Environmental education and local, accurate informational resources will be available to
all Wake County citizens, including the general public, Wake County employees and
officials, the regulated community, schools, and government agencies at all levels.
• Wake County employees and officials will become role models for environmental
    stewardship by adopting practices that protect the environment in their workplaces,
    homes, and communities. The County Environmental Stewardship Network will
    focus on internal environmental education and environmental information initiatives.
• Government agencies (employees at all levels of government) will utilize
    partnerships and develop collaborative initiatives that enhance the efficiency and
    effectiveness of environmental education and environmental information programs
    and services that result in the adoption of practices that protect the environment.
• Wake County regulated community (businesses, developers, contractors,
    consultants, engineers, landowners, architects, farmers, government, green
    industry) will be motivated to participate in environmental policy discussions and be
    active environmental stewards by adopting practices that protect the environment.
• Wake County citizens will become environmentally literate and motivated to be
    active environmental stewards by adopting practices that protect the environment in
    their homes, communities, and workplaces.

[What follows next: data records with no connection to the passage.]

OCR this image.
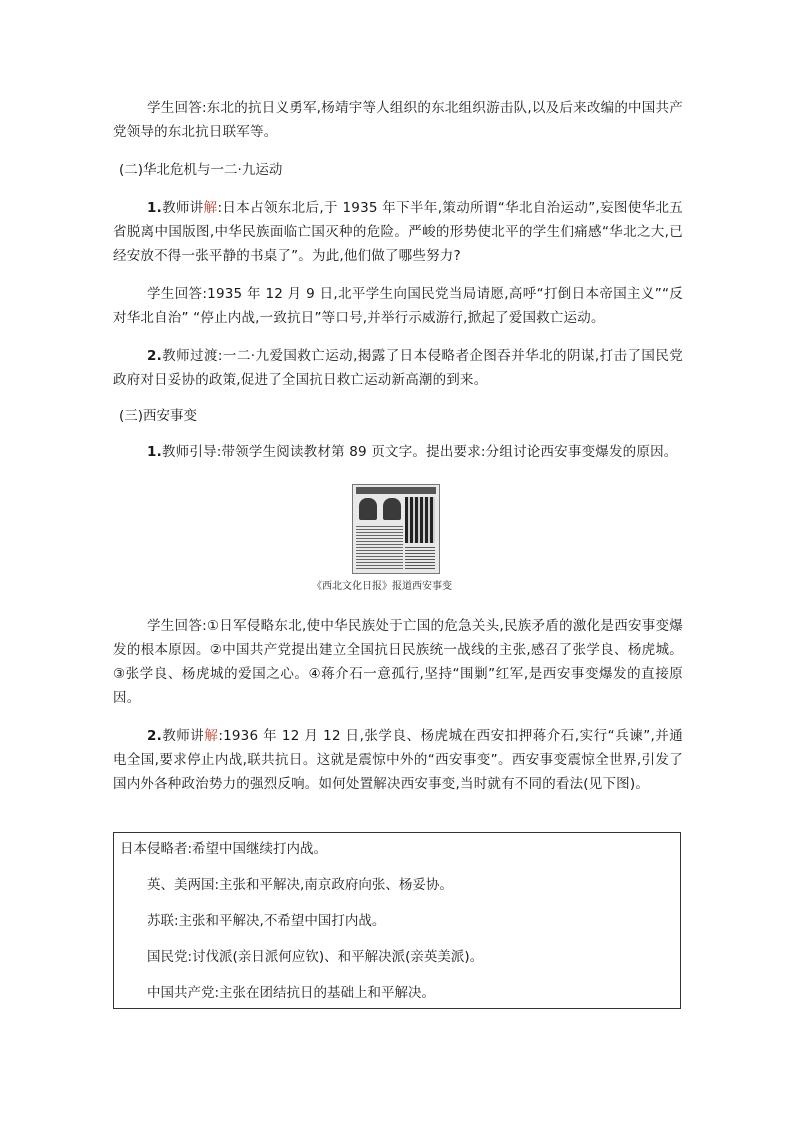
学生回答:东北的抗日义勇军,杨靖宇等人组织的东北组织游击队,以及后来改编的中国共产党领导的东北抗日联军等。

(二)华北危机与一二·九运动

1.教师讲解:日本占领东北后,于 1935 年下半年,策动所谓“华北自治运动”,妄图使华北五省脱离中国版图,中华民族面临亡国灭种的危险。严峻的形势使北平的学生们痛感“华北之大,已经安放不得一张平静的书桌了”。为此,他们做了哪些努力?

学生回答:1935 年 12 月 9 日,北平学生向国民党当局请愿,高呼“打倒日本帝国主义”“反对华北自治” “停止内战,一致抗日”等口号,并举行示威游行,掀起了爱国救亡运动。

2.教师过渡:一二·九爱国救亡运动,揭露了日本侵略者企图吞并华北的阴谋,打击了国民党政府对日妥协的政策,促进了全国抗日救亡运动新高潮的到来。

(三)西安事变

1.教师引导:带领学生阅读教材第 89 页文字。提出要求:分组讨论西安事变爆发的原因。

《西北文化日报》报道西安事变

学生回答:①日军侵略东北,使中华民族处于亡国的危急关头,民族矛盾的激化是西安事变爆发的根本原因。②中国共产党提出建立全国抗日民族统一战线的主张,感召了张学良、杨虎城。③张学良、杨虎城的爱国之心。④蒋介石一意孤行,坚持“围剿”红军,是西安事变爆发的直接原因。

2.教师讲解:1936 年 12 月 12 日,张学良、杨虎城在西安扣押蒋介石,实行“兵谏”,并通电全国,要求停止内战,联共抗日。这就是震惊中外的“西安事变”。西安事变震惊全世界,引发了国内外各种政治势力的强烈反响。如何处置解决西安事变,当时就有不同的看法(见下图)。

日本侵略者:希望中国继续打内战。

英、美两国:主张和平解决,南京政府向张、杨妥协。

苏联:主张和平解决,不希望中国打内战。

国民党:讨伐派(亲日派何应钦)、和平解决派(亲英美派)。

中国共产党:主张在团结抗日的基础上和平解决。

• Wake County schools (students, parents and educators in public, private, home
    schools at all grade levels) will become environmentally literate and motivated to be
    active environmental stewards by adopting practices that protect the environment on
    their school campus as well as in their homes and communities. Environmental
    education will be an integral part of every Wake County student’s educational
    experience.

The purpose of environmental education is to create new patterns of environmentally
responsible behavior. Documentation of effective environmental education is not solely
measured by the number of programs or an increase in awareness and knowledge test
scores, but in the willingness of citizens to apply new skills and personal commitment
when given the opportunity to actively practice environmental stewardship in their
community. All responsible citizen actions performed individually and collectively, will
serve to successfully achieve the goals of the Wake County E S A.